A little chat about the rise, growth, and success of this particular
class, and then Mrs Jo led the conversation to the English lady’s
work, anxious to show her pupils how rank dignifies labour, and
charity blesses wealth.
It was good for these girls to hear of the evening-schools supported
and taught by women whom they knew and honoured; of Miss Cobbe’s
eloquent protest winning the protection of the law for abused wives;
Mrs Butler saving the lost; Mrs Taylor, who devoted one room in her
historic house to a library for the servants; Lord Shaftesbury, busy
with his new tenement-houses in the slums of London; of prison
reforms; and all the brave work being done in God’s name by the rich
and great for the humble and the poor. It impressed them more than
many quiet home lectures would have done, and roused an ambition to
help when their time should come, well knowing that even in glorious
America there is still plenty to be done before she is what she
should be – truly just, and free, and great. They were also quick to
see that Lady Abercrombie treated all there as her equals, from
stately Mrs Laurence, to little Josie, taking notes of everything and
privately resolving to have some thick-soled English boots as soon as
possible. No one would have guessed that she had a big house in
London, a castle in Wales, and a grand country seat in Scotland, as
she spoke of Parnassus with admiration, Plumfield as a ‘dear old
home’, and the college as an honour to all concerned in it. At that,
of course, every head went up a little, and when my lady left, every
hand was ready for the hearty shake the noble Englishwoman gave them,
with words they long remembered:
‘I am very pleased to see this much-neglected branch of a woman’s
education so well conducted here, and I have to thank my friend Mrs
Laurence for one of the most charming pictures I’ve seen in
America – Penelope among her maids.’
A group of smiling faces watched the stout boots trudge away,
respectful glances followed the shabby bonnet till it was out of
sight, and the girls felt a truer respect for their titled guest than
if she had come in the coach and six, with all her diamonds on.
‘I feel better about the "odd jobs" now. I only wish I could do them
as well as Lady Abercrombie does,’ said one.
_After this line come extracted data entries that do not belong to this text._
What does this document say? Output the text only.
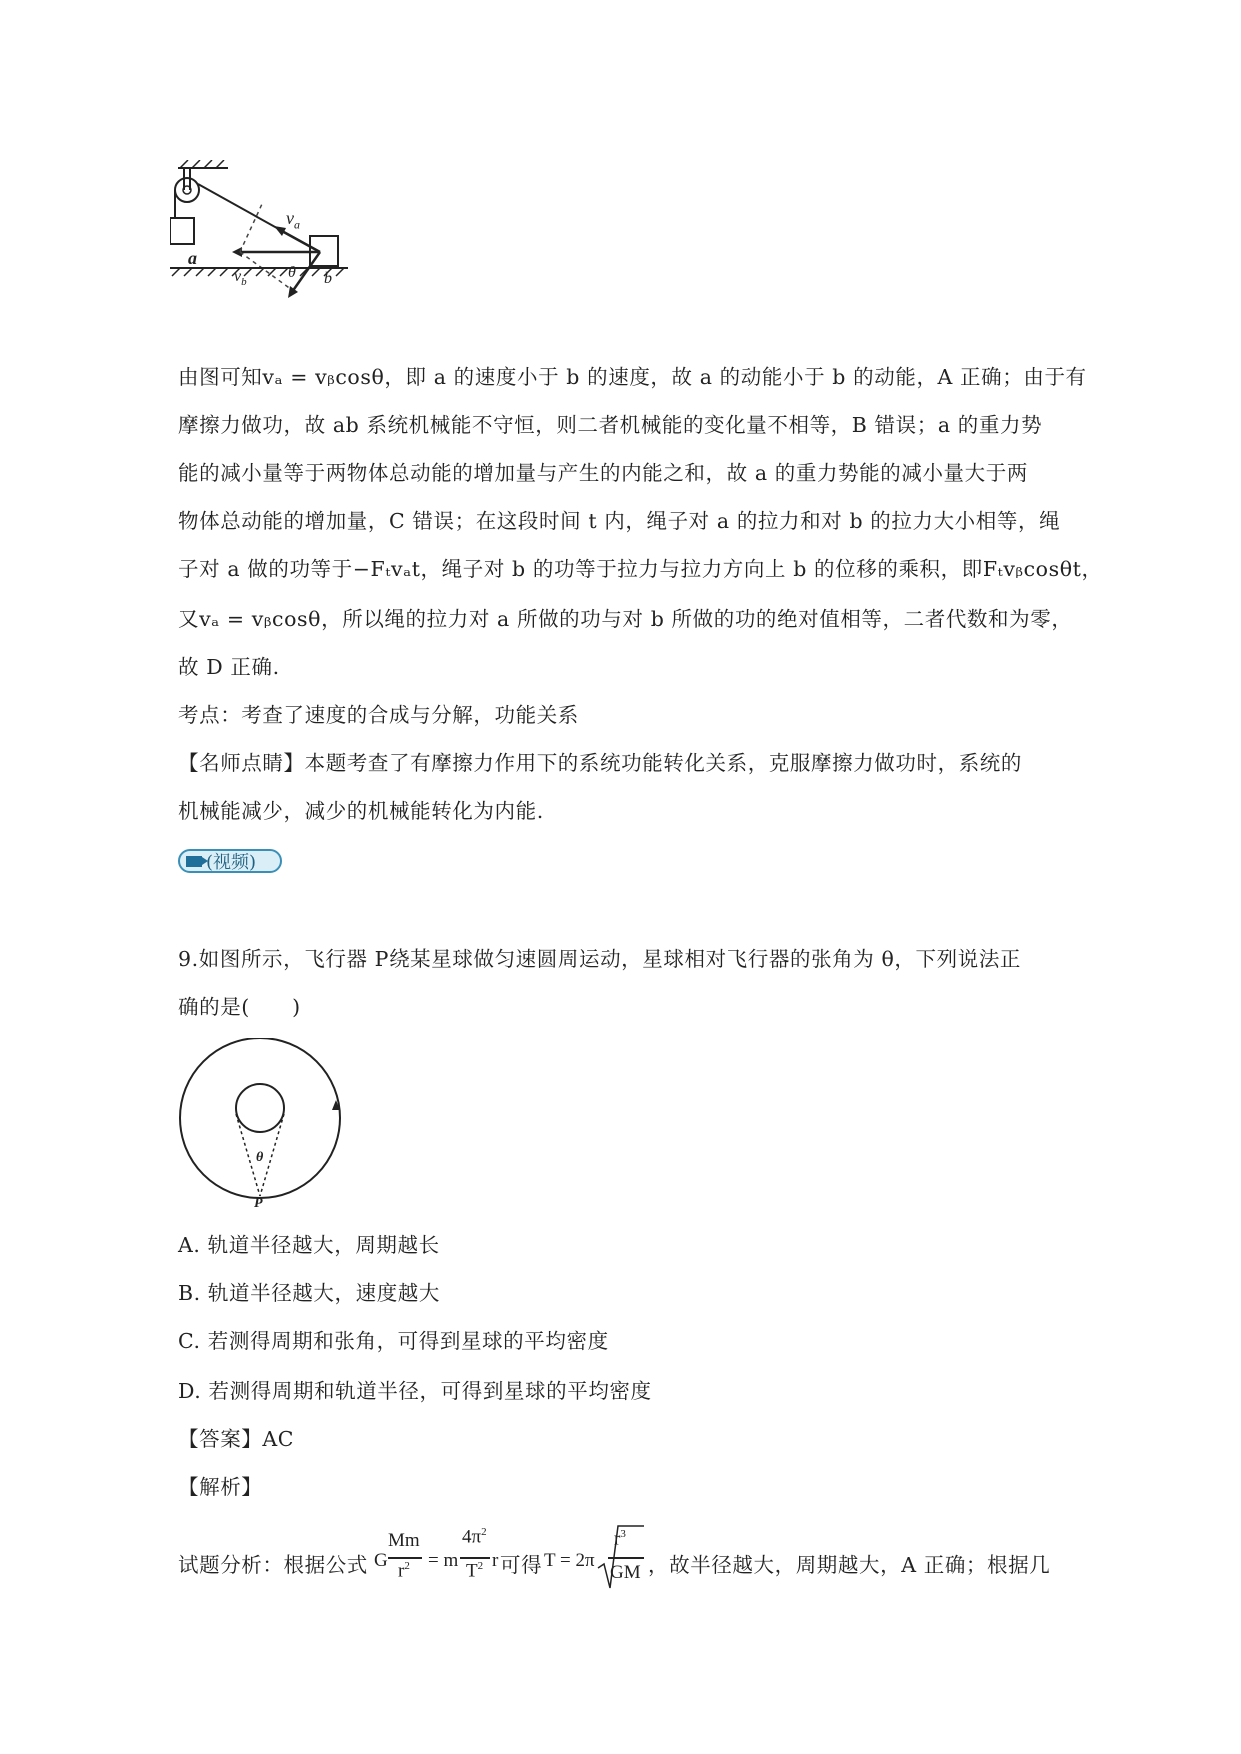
a
$v_a$
$v_b$
θ b
由图可知vₐ = vᵦcosθ，即 a 的速度小于 b 的速度，故 a 的动能小于 b 的动能，A 正确；由于有
摩擦力做功，故 ab 系统机械能不守恒，则二者机械能的变化量不相等，B 错误；a 的重力势
能的减小量等于两物体总动能的增加量与产生的内能之和，故 a 的重力势能的减小量大于两
物体总动能的增加量，C 错误；在这段时间 t 内，绳子对 a 的拉力和对 b 的拉力大小相等，绳
子对 a 做的功等于−Fₜvₐt，绳子对 b 的功等于拉力与拉力方向上 b 的位移的乘积，即Fₜvᵦcosθt，
又vₐ = vᵦcosθ，所以绳的拉力对 a 所做的功与对 b 所做的功的绝对值相等，二者代数和为零，
故 D 正确.
考点：考查了速度的合成与分解，功能关系
【名师点睛】本题考查了有摩擦力作用下的系统功能转化关系，克服摩擦力做功时，系统的
机械能减少，减少的机械能转化为内能.
(视频)
9.如图所示，飞行器 P绕某星球做匀速圆周运动，星球相对飞行器的张角为 θ，下列说法正
确的是(　　)
θ
P
A. 轨道半径越大，周期越长
B. 轨道半径越大，速度越大
C. 若测得周期和张角，可得到星球的平均密度
D. 若测得周期和轨道半径，可得到星球的平均密度
【答案】AC
【解析】
试题分析：根据公式 G
Mm
$r^2 = m$
$4\pi^2$
$T^2$ r 可得 T = 2π
$r^3$
GM ，故半径越大，周期越大，A 正确；根据几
‘I thanked my stars my buttonholes were nice, for she looked at them
and said: "Quite workmanlike, upon my word," added another, feeling
that her gingham gown had come to honour.
‘Her manners were as sweet and kind as Mrs Brooke’s. Not a bit stiff
or condescending, as I expected. I see now what you meant, Mrs Bhaer,
when you said once that well-bred people were the same all the world
over.’
Mrs Meg bowed her thanks for the compliment, and Mrs Bhaer said:
‘I know them when I see them, but never shall be a model of
deportment myself. I’m glad you enjoyed the little visit. Now, if you
young people don’t want England to get ahead of us in many ways, you
must bestir yourselves and keep abreast; for our sisters are in
earnest, you see, and don’t waste time worrying about their sphere,
but make it wherever duty calls them.’
‘We will do our best, ma’am,’ answered the girls heartily, and
trooped away with their work-baskets, feeling that though they might
never be Harriet Martineaus, Elizabeth Brownings, or George Eliots,
they might become noble, useful, and independent women, and earn for
themselves some sweet title from the grateful lips of the poor,
better than any a queen could bestow.